Ideal preparation can be over-rated
Perhaps the most revealing admission in Musetti’s post-match interviews was that he had been sick at the start of the week, literally “throwing up”, so much so that he had not believed for a moment that he had a chance of winning a single match, let alone the entire tournament. Consequently, his Hamburg triumph might be yet more proof that for athletes the ideal preparation can be over-rated and sometimes it is best for them just to wing it and see what happens.
The classic, indeed defining, example of that is the victory of Denmark at the 1992 European Football Championship. Then, the Danish players were literally summoned from their holiday beaches to be last-minute replacements for Yugoslavia, who had qualified ahead of them but were subsequently banned from the tournament because of the break-up of the country and the start of the Balkan wars. Musetti’s own preparation (or lack of it) in Hamburg may not have been quite as dramatic as that of the Danish footballers thirty years ago. None the less, it shows that sometimes it really is best not to overthink things.
In particular, because he was probably still lacking at least a little energy after being so ill earlier in the week, Musetti may have decided that he did not have any energy to waste on the kind of petulant, even self-defeating antics that have occasionally marked his game in the past. Instead, perhaps out of sheer necessity, he showed an extraordinary level of resilience all week, even against the mighty Alcaraz.
The future for “Must-See” Musetti
For Musetti, Hamburg could be hugely significant, but it could also be important for men’s tennis as a whole. Alcaraz has been so astonishingly good this season, especially on clay (his loss to Musetti was only his third on the red stuff all season), that there was a slight fear building that once The Big Three finally depart he would prove, to use a classic tennis term, “too good” for all his contemporaries.

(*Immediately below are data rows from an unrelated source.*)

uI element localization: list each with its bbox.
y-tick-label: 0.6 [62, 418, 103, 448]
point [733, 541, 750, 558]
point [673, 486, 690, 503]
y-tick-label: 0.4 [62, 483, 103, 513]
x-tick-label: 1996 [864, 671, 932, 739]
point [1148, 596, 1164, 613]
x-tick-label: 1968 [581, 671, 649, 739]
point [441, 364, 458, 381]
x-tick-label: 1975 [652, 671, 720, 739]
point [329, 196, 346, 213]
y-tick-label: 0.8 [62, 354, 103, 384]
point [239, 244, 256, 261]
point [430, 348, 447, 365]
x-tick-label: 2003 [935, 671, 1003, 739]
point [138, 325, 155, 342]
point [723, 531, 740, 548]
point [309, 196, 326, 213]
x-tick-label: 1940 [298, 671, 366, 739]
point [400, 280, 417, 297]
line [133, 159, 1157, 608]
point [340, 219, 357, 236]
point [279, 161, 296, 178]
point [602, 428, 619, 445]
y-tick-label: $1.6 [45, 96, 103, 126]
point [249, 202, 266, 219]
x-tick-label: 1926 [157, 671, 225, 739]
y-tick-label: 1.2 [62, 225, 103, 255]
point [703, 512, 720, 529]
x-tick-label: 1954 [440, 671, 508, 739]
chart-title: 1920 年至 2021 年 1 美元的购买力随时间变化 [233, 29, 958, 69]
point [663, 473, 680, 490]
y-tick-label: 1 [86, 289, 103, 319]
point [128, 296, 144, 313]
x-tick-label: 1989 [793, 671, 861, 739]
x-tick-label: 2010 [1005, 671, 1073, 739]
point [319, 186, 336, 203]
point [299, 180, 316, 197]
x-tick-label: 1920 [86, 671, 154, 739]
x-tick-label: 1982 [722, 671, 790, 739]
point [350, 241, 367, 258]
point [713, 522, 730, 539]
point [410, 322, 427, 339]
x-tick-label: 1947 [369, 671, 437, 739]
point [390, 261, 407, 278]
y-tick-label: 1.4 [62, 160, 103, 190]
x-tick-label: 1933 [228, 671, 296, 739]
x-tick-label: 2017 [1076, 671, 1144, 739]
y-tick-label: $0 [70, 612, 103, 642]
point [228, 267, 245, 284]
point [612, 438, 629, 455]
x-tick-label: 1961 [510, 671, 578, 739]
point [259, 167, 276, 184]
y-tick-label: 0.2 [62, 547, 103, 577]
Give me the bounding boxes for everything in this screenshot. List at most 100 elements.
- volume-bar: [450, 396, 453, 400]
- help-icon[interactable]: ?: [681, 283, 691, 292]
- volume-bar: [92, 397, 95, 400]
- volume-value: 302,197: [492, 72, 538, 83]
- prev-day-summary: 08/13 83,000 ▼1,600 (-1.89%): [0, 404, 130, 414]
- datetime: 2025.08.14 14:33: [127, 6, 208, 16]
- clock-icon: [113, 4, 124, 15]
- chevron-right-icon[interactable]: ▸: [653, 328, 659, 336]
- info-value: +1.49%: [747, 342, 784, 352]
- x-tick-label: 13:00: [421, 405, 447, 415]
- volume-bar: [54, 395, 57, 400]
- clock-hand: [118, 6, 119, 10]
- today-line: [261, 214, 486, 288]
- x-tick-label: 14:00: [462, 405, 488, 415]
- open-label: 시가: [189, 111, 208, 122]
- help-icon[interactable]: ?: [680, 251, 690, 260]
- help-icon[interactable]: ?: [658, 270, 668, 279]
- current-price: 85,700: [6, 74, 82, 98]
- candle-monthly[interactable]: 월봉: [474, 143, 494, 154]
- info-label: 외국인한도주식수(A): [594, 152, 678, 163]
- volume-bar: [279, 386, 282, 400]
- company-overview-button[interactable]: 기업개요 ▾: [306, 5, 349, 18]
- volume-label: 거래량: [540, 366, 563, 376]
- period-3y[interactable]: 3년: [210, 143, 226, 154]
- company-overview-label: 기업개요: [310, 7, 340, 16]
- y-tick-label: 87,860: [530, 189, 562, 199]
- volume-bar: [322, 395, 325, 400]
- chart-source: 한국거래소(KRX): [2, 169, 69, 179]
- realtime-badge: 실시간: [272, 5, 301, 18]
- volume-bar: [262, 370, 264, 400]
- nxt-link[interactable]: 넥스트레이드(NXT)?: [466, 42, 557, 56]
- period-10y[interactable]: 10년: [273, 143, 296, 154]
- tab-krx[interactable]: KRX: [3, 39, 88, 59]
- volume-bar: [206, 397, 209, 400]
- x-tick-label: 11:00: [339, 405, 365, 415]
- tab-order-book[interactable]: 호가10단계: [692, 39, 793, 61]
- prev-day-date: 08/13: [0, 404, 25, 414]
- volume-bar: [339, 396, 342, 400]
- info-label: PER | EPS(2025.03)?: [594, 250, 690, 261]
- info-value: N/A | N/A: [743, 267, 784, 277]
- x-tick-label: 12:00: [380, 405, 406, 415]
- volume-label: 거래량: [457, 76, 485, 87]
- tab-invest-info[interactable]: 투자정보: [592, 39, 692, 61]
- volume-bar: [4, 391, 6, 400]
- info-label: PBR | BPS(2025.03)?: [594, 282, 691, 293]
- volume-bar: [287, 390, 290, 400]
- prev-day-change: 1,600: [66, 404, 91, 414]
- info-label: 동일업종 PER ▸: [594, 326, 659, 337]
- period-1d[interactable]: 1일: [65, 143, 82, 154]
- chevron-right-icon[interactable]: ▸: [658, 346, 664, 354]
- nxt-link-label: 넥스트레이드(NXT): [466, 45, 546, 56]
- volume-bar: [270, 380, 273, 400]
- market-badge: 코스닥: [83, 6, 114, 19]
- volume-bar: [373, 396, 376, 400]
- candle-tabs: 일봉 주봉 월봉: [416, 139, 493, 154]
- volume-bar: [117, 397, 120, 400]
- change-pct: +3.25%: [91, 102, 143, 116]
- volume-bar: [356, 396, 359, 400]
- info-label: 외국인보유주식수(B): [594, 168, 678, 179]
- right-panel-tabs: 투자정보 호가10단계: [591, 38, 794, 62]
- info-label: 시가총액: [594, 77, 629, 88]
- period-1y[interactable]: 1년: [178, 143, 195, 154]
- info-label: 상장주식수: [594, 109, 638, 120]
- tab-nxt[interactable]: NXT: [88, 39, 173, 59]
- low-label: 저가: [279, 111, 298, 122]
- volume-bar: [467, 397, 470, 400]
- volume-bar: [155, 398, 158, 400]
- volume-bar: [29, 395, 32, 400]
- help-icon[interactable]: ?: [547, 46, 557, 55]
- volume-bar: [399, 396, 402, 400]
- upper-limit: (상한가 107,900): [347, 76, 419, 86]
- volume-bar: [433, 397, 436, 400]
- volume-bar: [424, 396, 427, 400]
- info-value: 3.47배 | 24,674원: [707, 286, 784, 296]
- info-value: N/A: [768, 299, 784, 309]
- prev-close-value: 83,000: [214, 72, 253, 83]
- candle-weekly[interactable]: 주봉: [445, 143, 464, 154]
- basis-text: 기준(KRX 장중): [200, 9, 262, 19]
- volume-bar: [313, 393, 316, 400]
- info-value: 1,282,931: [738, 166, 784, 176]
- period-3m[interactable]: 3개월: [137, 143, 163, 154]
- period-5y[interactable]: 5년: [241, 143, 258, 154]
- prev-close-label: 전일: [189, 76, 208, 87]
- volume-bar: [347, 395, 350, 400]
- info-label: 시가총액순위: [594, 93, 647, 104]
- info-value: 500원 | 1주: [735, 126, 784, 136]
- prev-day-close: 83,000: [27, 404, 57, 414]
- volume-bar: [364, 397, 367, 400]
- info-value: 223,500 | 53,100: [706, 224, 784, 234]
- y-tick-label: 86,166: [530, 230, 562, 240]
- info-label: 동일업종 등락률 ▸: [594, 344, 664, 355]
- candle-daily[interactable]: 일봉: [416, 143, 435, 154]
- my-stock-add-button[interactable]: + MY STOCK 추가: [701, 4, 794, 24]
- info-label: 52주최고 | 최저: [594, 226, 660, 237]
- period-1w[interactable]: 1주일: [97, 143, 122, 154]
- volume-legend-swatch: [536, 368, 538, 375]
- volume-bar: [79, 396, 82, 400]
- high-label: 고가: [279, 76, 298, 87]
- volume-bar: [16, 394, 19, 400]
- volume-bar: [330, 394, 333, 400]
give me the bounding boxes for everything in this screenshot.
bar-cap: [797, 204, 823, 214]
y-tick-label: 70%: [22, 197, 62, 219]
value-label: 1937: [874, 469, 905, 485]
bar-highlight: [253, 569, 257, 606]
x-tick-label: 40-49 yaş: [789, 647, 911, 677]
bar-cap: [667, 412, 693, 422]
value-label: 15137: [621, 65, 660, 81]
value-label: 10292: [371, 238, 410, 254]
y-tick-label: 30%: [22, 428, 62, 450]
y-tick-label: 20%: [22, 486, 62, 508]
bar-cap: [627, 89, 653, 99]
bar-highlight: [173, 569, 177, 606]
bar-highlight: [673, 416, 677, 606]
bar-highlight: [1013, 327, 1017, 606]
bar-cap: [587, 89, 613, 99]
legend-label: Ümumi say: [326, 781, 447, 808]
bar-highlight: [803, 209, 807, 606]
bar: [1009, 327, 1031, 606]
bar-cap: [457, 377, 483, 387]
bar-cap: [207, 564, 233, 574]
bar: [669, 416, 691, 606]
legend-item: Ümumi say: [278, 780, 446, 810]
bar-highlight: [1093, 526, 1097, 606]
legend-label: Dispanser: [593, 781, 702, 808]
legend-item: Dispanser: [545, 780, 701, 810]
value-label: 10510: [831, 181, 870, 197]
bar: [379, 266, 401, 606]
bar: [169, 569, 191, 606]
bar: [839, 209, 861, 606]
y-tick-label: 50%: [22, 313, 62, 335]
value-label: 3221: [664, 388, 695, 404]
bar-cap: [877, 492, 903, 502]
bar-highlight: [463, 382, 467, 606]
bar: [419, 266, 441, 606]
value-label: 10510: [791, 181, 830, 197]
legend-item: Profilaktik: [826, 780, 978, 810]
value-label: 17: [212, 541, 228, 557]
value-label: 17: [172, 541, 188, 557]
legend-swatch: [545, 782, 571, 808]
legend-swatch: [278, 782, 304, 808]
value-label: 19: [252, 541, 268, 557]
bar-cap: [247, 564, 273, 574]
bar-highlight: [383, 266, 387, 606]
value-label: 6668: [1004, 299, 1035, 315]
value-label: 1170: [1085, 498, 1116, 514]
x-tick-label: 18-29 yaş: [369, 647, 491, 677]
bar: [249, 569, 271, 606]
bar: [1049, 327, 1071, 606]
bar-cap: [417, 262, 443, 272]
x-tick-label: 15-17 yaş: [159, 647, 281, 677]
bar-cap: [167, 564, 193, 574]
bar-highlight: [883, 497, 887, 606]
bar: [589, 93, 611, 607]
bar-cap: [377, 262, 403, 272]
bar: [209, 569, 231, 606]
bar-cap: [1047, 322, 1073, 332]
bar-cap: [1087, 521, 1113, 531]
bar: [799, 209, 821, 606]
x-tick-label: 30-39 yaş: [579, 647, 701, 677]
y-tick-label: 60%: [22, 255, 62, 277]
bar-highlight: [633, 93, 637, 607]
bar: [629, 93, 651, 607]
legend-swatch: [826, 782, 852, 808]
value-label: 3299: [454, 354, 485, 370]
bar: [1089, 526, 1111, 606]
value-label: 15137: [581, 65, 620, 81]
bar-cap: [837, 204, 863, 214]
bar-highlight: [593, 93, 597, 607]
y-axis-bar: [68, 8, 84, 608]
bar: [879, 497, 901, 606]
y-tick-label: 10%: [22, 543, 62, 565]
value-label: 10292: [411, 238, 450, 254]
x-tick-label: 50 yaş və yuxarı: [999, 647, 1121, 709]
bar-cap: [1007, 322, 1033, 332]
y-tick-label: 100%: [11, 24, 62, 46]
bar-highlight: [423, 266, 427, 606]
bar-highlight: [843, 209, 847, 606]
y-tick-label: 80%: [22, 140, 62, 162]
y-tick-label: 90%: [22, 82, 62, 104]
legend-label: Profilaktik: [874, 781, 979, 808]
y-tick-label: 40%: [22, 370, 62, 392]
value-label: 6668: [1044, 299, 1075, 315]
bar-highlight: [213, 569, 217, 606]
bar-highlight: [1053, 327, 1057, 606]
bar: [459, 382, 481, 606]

However, two Italian victories over the precocious Alcaraz have reminded everyone that even the very best players can lose, at least occasionally. First, Jannik Sinner had beaten Alcaraz at Wimbledon, on their first ever encounter on grass, to remind everyone of his own impressive credentials as a potential future Major-winner. And yesterday Musetti, with the best (or at the very least the most beautiful) backhand in tennis to the fore, proved that Sinner is not the only young Italian man who could challenge for the greatest prizes in tennis.
Extraordinarily, Italy has only ever had two male Major champions: Nicola Pietrangeli, who won the French Open in 1959 and 1960; and Adriano Panatta, who triumphed once at Roland Garros, in 1976. Now, in Sinner and Musetti, it is possible that Italy will have two male Major champions in the next decade, and that is without even mentioning the older and much more established Matteo Berrettini, who was runner-up at Wimbledon last year.
For Musetti, the last week in northern Germany has been a triumphant vindication of all his potential. As a former Junior World No.1, he has long been earmarked for greatness, especially because of that astonishing backhand, which has already drawn comparison with the greatest single-handed backhands ever seen in tennis, from Henin to Federer.
Until now, however, he has not been able to put all his obvious potential together for long enough even to reach an ATP final, let alone win one. That all changed in Hamburg. As a result, in time he may look back on it as fondly as The Beatles did, knowing that it was the making of him, both as a man and as a player.